A prolonged closure of the Strait of Hormuz could push global crude oil prices up to $200 per barrel in the worst-case scenario, according to a report by Wood Mackenzie.

Global energy markets have remained tense since the Iran war began in February. Oil prices have risen sharply, increasing concerns around inflation, higher interest rates, and economic pressure across the world.

The report outlined three possible scenarios based on how long the Strait of Hormuz remains disrupted and how that affects global oil and gas supplies, energy prices, demand, and the world economy.

The report said uncertainty around the Strait has put global supply chains at risk. More than 11 million barrels per day of Gulf crude oil and condensate production is currently affected.

In addition, over 80 million tonnes per annum of LNG supply, equal to around 20 percent of global supply, has also been impacted.
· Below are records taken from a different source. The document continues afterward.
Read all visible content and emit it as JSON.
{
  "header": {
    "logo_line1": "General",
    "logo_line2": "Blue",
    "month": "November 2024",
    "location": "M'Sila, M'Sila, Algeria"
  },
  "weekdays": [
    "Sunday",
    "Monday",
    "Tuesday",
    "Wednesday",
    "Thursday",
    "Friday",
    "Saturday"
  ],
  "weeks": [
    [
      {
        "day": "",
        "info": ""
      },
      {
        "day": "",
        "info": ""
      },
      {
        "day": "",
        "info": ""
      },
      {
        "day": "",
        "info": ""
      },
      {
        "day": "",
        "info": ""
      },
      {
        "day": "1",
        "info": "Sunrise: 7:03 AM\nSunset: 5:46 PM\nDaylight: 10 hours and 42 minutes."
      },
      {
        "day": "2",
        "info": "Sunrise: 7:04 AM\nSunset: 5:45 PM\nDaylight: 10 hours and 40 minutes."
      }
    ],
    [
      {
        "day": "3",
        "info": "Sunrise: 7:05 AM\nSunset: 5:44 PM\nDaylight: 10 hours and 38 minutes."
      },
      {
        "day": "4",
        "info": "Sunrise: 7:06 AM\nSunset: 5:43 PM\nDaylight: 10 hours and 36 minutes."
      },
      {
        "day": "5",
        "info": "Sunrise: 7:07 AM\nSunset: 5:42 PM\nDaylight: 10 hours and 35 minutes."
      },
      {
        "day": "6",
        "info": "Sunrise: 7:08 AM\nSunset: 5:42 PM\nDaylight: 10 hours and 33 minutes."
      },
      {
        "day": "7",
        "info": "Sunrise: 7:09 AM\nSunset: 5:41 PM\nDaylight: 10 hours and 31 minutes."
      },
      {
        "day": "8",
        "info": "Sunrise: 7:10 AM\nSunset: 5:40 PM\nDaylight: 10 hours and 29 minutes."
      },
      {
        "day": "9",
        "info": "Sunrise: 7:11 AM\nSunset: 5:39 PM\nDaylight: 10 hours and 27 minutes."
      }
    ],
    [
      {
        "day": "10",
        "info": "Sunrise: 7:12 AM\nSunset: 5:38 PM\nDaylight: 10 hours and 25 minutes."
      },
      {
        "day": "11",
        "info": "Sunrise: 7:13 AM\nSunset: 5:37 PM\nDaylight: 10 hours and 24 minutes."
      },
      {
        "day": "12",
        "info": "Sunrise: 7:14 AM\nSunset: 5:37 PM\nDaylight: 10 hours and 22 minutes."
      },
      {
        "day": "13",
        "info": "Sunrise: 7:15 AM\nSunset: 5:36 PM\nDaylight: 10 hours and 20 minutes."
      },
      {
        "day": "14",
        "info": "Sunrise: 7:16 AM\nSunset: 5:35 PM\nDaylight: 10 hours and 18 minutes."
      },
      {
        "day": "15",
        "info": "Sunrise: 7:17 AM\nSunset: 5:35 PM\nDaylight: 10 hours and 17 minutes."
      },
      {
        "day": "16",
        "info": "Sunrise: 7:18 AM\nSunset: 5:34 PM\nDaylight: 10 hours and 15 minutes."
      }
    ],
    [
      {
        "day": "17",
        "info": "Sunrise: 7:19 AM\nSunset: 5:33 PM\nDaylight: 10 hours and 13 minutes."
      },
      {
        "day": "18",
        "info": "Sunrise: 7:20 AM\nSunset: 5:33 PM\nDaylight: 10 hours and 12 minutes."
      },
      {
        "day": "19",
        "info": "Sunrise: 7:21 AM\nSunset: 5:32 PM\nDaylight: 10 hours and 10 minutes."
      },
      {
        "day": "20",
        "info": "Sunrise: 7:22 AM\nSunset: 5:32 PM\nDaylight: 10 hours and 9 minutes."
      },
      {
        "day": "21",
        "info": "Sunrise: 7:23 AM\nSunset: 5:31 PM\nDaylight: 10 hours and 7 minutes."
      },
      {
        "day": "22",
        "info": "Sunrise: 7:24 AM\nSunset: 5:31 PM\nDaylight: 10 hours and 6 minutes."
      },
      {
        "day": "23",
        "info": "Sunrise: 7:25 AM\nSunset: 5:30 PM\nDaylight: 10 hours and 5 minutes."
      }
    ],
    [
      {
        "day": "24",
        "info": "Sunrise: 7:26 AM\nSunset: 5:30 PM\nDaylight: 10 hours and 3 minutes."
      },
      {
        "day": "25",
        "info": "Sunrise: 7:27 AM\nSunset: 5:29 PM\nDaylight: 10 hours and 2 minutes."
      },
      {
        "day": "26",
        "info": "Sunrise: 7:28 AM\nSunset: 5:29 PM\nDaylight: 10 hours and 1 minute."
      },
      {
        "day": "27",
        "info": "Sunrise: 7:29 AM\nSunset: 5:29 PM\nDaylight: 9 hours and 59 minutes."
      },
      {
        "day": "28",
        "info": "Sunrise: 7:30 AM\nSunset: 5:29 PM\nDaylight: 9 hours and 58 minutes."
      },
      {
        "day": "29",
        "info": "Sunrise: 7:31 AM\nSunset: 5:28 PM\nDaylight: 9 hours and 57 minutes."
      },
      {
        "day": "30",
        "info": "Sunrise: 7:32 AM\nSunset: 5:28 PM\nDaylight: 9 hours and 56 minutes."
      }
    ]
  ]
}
“The Strait of Hormuz is the most critical chokepoint in global energy markets, and a prolonged closure would become far more than an energy crisis,” said Peter Martin, head of economics at Wood Mackenzie.

Under the most optimistic scenario, called “Quick Peace”, the two sides resolve the conflict by June.

In this case, Brent crude prices could ease to around $80 per barrel by the end of 2026 and further decline to $65 per barrel in 2027.

The second scenario, called “Summer Settlement”, assumes that negotiations continue until late summer while the Strait remains mostly closed.

Oil and LNG shortages would continue through the third quarter of 2026, increasing the risk of a mild global recession in the second half of the year.

The worst-case scenario assumes the Strait remains largely closed until the end of 2026.

In that case, oil prices could rise to $200 per barrel even though global oil demand may fall by 6 million barrels per day in the second half of 2026.

The report said the global economy could shrink by as much as 0.4 percent in 2026 under this scenario.